In a multicenter cohort study by Vandenbunder et al.24 that included 1st day and 14th day values and was conducted with 372 patients, no 28-day survival relationship was observed, although there was a significant decrease in the value on the 14th day. In a study examining the effect of PP on Horowitz and Cstat in C-ARDS and non-C-ARDS patients, the effects of the first PP were effective in predicting the prognosis.25 In the other study, they concluded that low Cstat and high D-dimer levels were associated with mortality.26 Here, a significant correlation between Cstat in the first 48 h after orotracheal intubation and 28-day survival in C-ARDS was observed.

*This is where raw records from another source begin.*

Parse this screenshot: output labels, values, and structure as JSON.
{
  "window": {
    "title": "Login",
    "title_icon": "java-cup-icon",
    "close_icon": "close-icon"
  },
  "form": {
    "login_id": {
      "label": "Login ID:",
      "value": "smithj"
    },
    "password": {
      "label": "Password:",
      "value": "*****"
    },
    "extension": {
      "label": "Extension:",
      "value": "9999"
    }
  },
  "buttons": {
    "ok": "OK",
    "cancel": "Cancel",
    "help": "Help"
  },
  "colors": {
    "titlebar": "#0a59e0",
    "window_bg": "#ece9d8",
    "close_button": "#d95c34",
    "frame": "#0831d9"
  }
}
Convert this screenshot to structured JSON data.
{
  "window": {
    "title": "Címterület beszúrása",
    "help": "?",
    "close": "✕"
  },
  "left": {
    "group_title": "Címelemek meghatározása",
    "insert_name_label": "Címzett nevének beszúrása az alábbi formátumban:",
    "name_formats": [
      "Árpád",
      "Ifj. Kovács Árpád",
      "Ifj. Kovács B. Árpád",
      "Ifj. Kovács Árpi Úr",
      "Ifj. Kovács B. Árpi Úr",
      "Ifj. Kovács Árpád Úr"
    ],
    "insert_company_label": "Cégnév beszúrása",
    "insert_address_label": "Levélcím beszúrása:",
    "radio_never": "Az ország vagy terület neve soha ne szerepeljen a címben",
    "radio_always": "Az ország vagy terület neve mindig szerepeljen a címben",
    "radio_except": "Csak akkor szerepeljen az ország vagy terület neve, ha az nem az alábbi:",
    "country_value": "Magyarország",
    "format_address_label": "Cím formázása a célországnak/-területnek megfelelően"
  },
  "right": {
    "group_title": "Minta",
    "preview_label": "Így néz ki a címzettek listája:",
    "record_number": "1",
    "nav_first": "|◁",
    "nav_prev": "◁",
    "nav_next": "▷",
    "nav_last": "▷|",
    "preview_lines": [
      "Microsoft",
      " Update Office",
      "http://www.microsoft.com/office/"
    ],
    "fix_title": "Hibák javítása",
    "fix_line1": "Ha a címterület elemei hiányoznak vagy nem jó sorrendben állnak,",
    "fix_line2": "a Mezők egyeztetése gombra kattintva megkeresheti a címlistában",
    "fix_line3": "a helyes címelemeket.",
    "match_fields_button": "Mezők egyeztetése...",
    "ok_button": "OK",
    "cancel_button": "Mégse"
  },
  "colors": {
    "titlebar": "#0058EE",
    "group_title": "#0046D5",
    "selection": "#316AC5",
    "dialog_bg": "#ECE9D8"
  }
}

Fossali et al.27 used electrical impedance tomography during PP, in a survival analysis of increased oxygenation in 21 patients with moderate/severe C-ARDS. They showed increased oxygenation, lung area gain in the dorsal areas, and a decrease in the dead space shunt ratio in the ventral areas, but found no significant correlation between increased lung area and either disease severity or improvement in oxygenation.27 Despite the increase in oxygenation, we did not see a significant increase in DO2 in our study. Among the pulmonary parameters affected by PP, dP decreased, and Cstat and Cdyn increased. Cstat, a cardiopulmonary parameter that we found to be significantly related to survival, draws attention to the importance of a compatible lung. The importance of the compatible lung can be explained both by the protective effect on the lung by preventing pressure and volume damage, and by its protective effect on the heart through the heart-lung interaction.
Study Limitations
Limitations of this study; two-dimensional was used in volume evaluation, the number of our patient group and it was single-centered. The effect of the PP on the RV in C-ARDS is better evaluated in comparison to patients without PP. In this study, where the relationship between RVD and survival was examined, we believe that the presence of additional factors affecting the results. Indeed, in most patients, secondary infections and the development of septic shock were causes of mortality.
Conclusion
The cardiopulmonary pathophysiology and outcomes of C-ARDS are variable, and this variability requires monitoring throughout the diagnosis and treatment process. PP can improve RV recovery and oxygenation; however, it does not always lead to increased survival. The use of echocardiography is important in evaluating the mechanism of cardiopulmonary injury and treatment process in C-ARDS patients with frequent RVD and high mortality, and its use is becoming common. The fact that the increase in Cstat has been shown to be associated with 28-day survival suggests that a better-functioning lung will interact more effectively with the heart and improve survival. Randomized, multicenter studies are needed on this subject. It could be said that holistic recovery and individualized treatment strategies should be targeted instead of improvement in a single parameter.